Laut dem neuesten Bericht von DigiTimes steht der Verkauf von PC-Motherboards vor der gravierendsten Marktanpassung der letzten Jahre, und die Hersteller verzeichnen allgemein eine schwache Nachfrage. Diese Krise ist auf den rasanten Ausbau der Rechenzentren für künstliche Intelligenz zurückzuführen, der zu einem gravierenden Mangel an Chip-Ressourcen in der gesamten Branche geführt hat und somit eine Kettenwirkung auf den Consumer-PC-DIY-Markt verursacht hat. Ein schwerwiegender Mangel an Siliziumwafern hat zu einem Anstieg der Nachfrage nach DRAM und CPUs geführt. Die Preise für DDR4- und DDR5-Speichersätze sind stark gestiegen, auch die Preise für gewöhnliche CPUs sind stark gestiegen.

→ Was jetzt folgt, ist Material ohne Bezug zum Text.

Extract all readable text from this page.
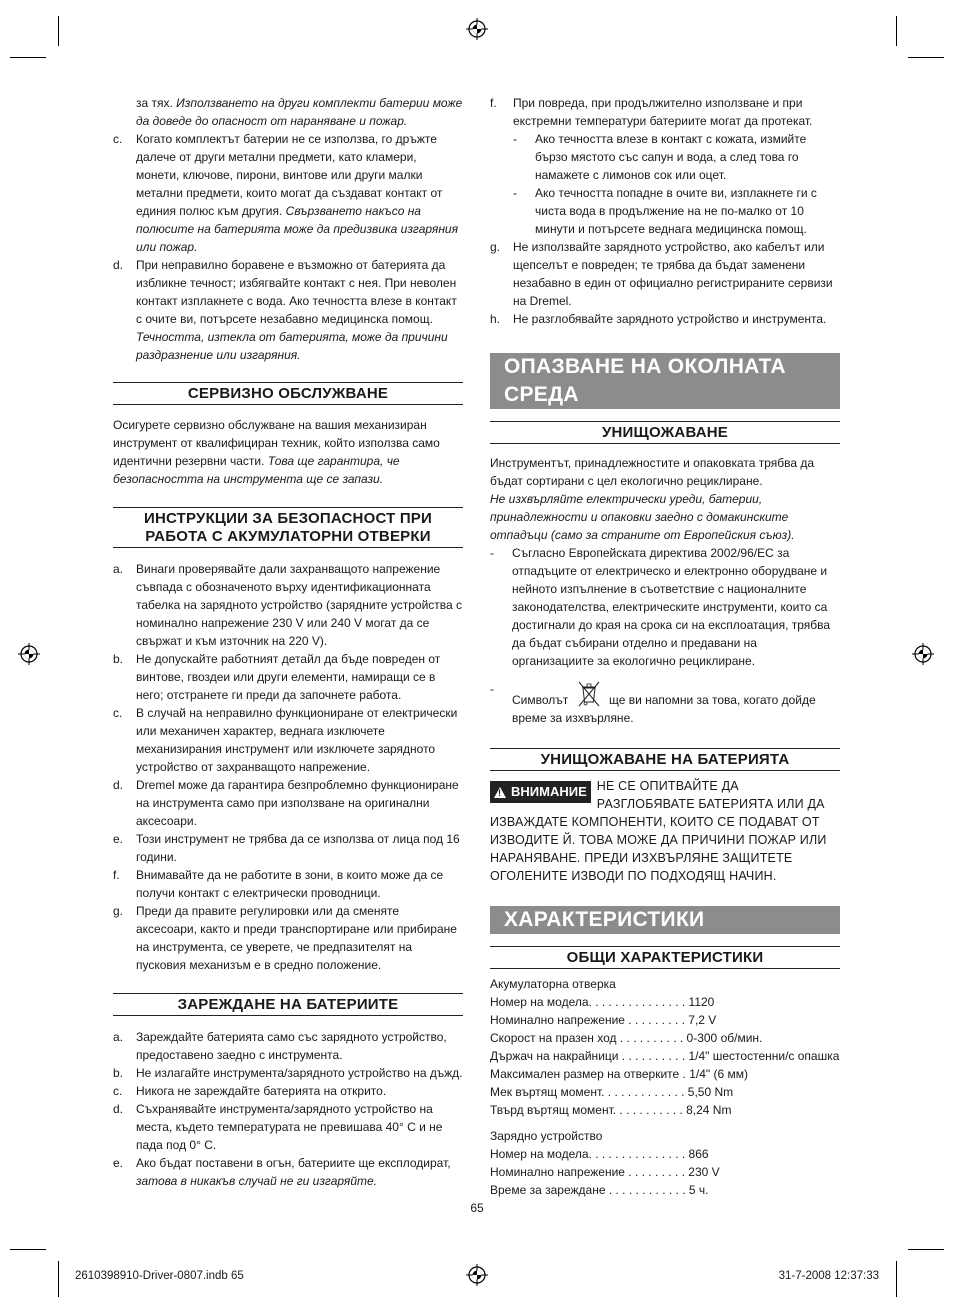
за тях. Използването на други комплекти батерии може да доведе до опасност от нараняване и пожар.
c.	Когато комплектът батерии не се използва, го дръжте далече от други метални предмети, като кламери, монети, ключове, пирони, винтове или други малки метални предмети, които могат да създават контакт от единия полюс към другия. Свързването накъсо на полюсите на батерията може да предизвика изгаряния или пожар.
d.	При неправилно боравене е възможно от батерията да избликне течност; избягвайте контакт с нея. При неволен контакт изплакнете с вода. Ако течността влезе в контакт с очите ви, потърсете незабавно медицинска помощ. Течността, изтекла от батерията, може да причини раздразнение или изгаряния.
СЕРВИЗНО ОБСЛУЖВАНЕ
Осигурете сервизно обслужване на вашия механизиран инструмент от квалифициран техник, който използва само идентични резервни части. Това ще гарантира, че безопасността на инструмента ще се запази.
ИНСТРУКЦИИ ЗА БЕЗОПАСНОСТ ПРИ
РАБОТА С АКУМУЛАТОРНИ ОТВЕРКИ
a.	Винаги проверявайте дали захранващото напрежение съвпада с обозначеното върху идентификационната табелка на зарядното устройство (зарядните устройства с номинално напрежение 230 V или 240 V могат да се свържат и към източник на 220 V).
b.	Не допускайте работният детайл да бъде повреден от винтове, гвоздеи или други елементи, намиращи се в него; отстранете ги преди да започнете работа.
c.	В случай на неправилно функциониране от електрически или механичен характер, веднага изключете механизирания инструмент или изключете зарядното устройство от захранващото напрежение.
d.	Dremel може да гарантира безпроблемно функциониране на инструмента само при използване на оригинални аксесоари.
e.	Този инструмент не трябва да се използва от лица под 16 години.
f.	Внимавайте да не работите в зони, в които може да се получи контакт с електрически проводници.
g.	Преди да правите регулировки или да сменяте аксесоари, както и преди транспортиране или прибиране на инструмента, се уверете, че предпазителят на пусковия механизъм е в средно положение.
ЗАРЕЖДАНЕ НА БАТЕРИИТЕ
a.	Зареждайте батерията само със зарядното устройство, предоставено заедно с инструмента.
b.	Не излагайте инструмента/зарядното устройство на дъжд.
c.	Никога не зареждайте батерията на открито.
d.	Съхранявайте инструмента/зарядното устройство на места, където температурата не превишава 40° C и не пада под 0° C.
e.	Ако бъдат поставени в огън, батериите ще експлодират, затова в никакъв случай не ги изгаряйте.
f.	При повреда, при продължително използване и при екстремни температури батериите могат да протекат.
-	Ако течността влезе в контакт с кожата, измийте бързо мястото със сапун и вода, а след това го намажете с лимонов сок или оцет.
-	Ако течността попадне в очите ви, изплакнете ги с чиста вода в продължение на не по-малко от 10 минути и потърсете веднага медицинска помощ.
g.	Не използвайте зарядното устройство, ако кабелът или щепселът е повреден; те трябва да бъдат заменени незабавно в един от официално регистрираните сервизи на Dremel.
h.	Не разглобявайте зарядното устройство и инструмента.
ОПАЗВАНЕ НА ОКОЛНАТА СРЕДА
УНИЩОЖАВАНЕ
Инструментът, принадлежностите и опаковката трябва да бъдат сортирани с цел екологично рециклиране.
Не изхвърляйте електрически уреди, батерии, принадлежности и опаковки заедно с домакинските отпадъци (само за страните от Европейския съюз).
-	Съгласно Европейската директива 2002/96/ЕС за отпадъците от електрическо и електронно оборудване и нейното изпълнение в съответствие с националните законодателства, електрическите инструменти, които са достигнали до края на срока си на експлоатация, трябва да бъдат събирани отделно и предавани на организациите за екологично рециклиране.
-
Символът	ще ви напомни за това, когато дойде време за изхвърляне.
УНИЩОЖАВАНЕ НА БАТЕРИЯТА
!
ВНИМАНИЕ НЕ СЕ ОПИТВАЙТЕ ДА РАЗГЛОБЯВАТЕ БАТЕРИЯТА ИЛИ ДА ИЗВАЖДАТЕ КОМПОНЕНТИ, КОИТО СЕ ПОДАВАТ ОТ ИЗВОДИТЕ Й. ТОВА МОЖЕ ДА ПРИЧИНИ ПОЖАР ИЛИ НАРАНЯВАНЕ. ПРЕДИ ИЗХВЪРЛЯНЕ ЗАЩИТЕТЕ ОГОЛЕНИТЕ ИЗВОДИ ПО ПОДХОДЯЩ НАЧИН.
ХАРАКТЕРИСТИКИ
ОБЩИ ХАРАКТЕРИСТИКИ
Акумулаторна отверка
Номер на модела. . . . . . . . . . . . . . . 1120
Номинално напрежение . . . . . . . . . 7,2 V
Скорост на празен ход . . . . . . . . . . 0-300 об/мин.
Държач на накрайници . . . . . . . . . . 1/4" шестостенни/с опашка
Максимален размер на отверките . 1/4" (6 мм)
Мек въртящ момент. . . . . . . . . . . . . 5,50 Nm
Твърд въртящ момент. . . . . . . . . . . 8,24 Nm
Зарядно устройство
Номер на модела. . . . . . . . . . . . . . . 866
Номинално напрежение . . . . . . . . . 230 V
Време за зареждане . . . . . . . . . . . . 5 ч.
65
2610398910-Driver-0807.indb 65	31-7-2008 12:37:33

Davon betroffen sind PC-Motherboard-Hersteller in den Engpässen in der Lieferkette und die Lieferprognosen für Motherboards wurden deutlich reduziert. Der Bericht wies darauf hin, dass alle taiwanesischen Motherboard-Hersteller ihre Lieferziele für 2026 deutlich gesenkt haben, wobei die erwarteten Verkäufe einiger Hersteller um mehr als 25 % zurückgingen. ASUS geht davon aus, im Jahr 2026 etwa 10 Millionen Motherboards zu verkaufen, während die Verkaufsprognosen von MSI und Gigabyte beide bei weniger als 10 Millionen liegen, was einem Jahresrückgang von etwa 25 % im Vergleich zu 2025 entspricht. ASRock befindet sich in der schwierigsten Situation und dem Bericht zufolge wird der Rückgang voraussichtlich 30 % erreichen.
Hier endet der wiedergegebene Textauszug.